Monday, June 8, 2009

Starting Solid Foods

Newborns up to 4 months of age are fed on breastmilk and/or formula. They are ready for solids if they manifest the following:
  • drinks more than 35-40 ounces of formula a day
  • seem to be nursing all the time and does not seem to be satisfied
  • when propped up make sure that the baby's neck is stable and not very wobbly
  • make sure the baby does not have a lot of tongue-thrusting (tongue reflex that seems to push the food outwards)
  • they will be drooling a lot

Once they are ready and able you can start them with 1 tablespoon of rice cereal to 5 tbsp of breastmilk or formula. Make sure you try to sit them up so they do not choke. Give the cereal in a spoon if your baby does not seem to like it try again another time. Try to add less of the milk and more of the cereal until the consistency is thicker. Try a new food for 3-4 days before introducing a new one. Make sure your baby is not allergic to the food. Reactions result in diarrhea, vomiting or a hive like rash all over the body.

  • cereals(rice, barley and oats)
  • vegetables (yellow/orange veggies before green) the yellow vegetables is more easily digestible than the green
  • fruits
  • meats (not until 8-9 months of age)
  • give eggs around 1 year of age
  • stay away from any shellfish(shrimps and crabs) for possible allergic reactions
  • do not give baby anything that can choke(nuts, grapes,apple skins...)

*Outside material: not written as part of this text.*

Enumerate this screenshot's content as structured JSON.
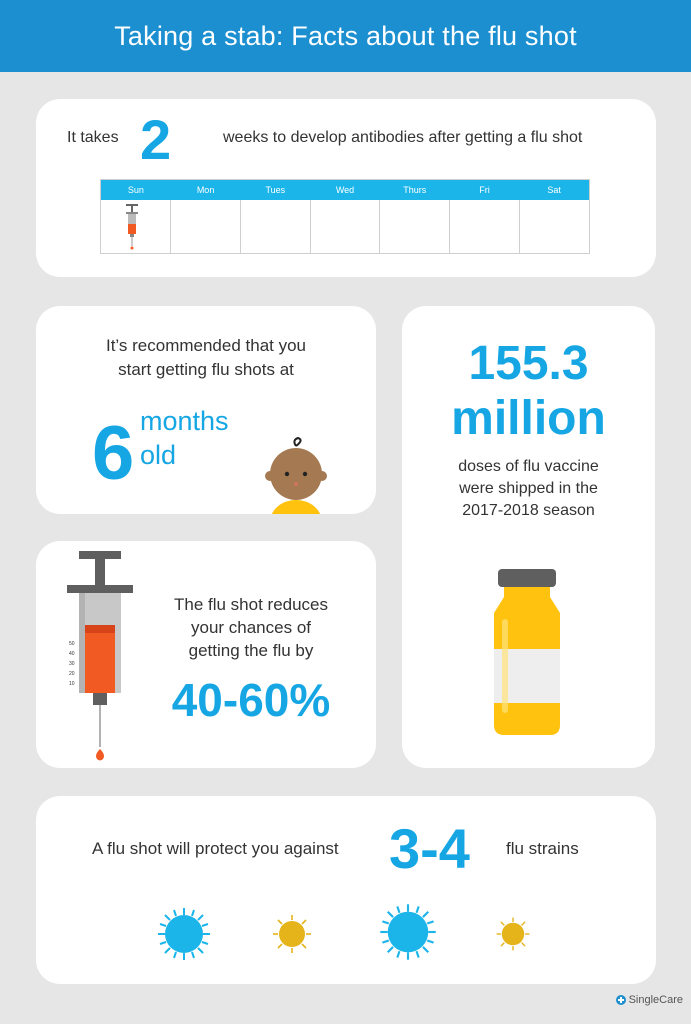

Once solid foods has started you will notice that the consistency and odor of the stools will changed. If the food is not strained you will see bits and pieces of food in the stool. Feed the baby solid foods before giving their milk. you will notice that the amount of milk will markedly decrease.

Juice is not needed for infants less than 6 months of age. You can give up to 4 ounces of juice once a day during mealtimes for babies 6 months and older. Juice is not needed.

Introducing new foods should be an enjoyable process. Talk and interact with your child while feeding them.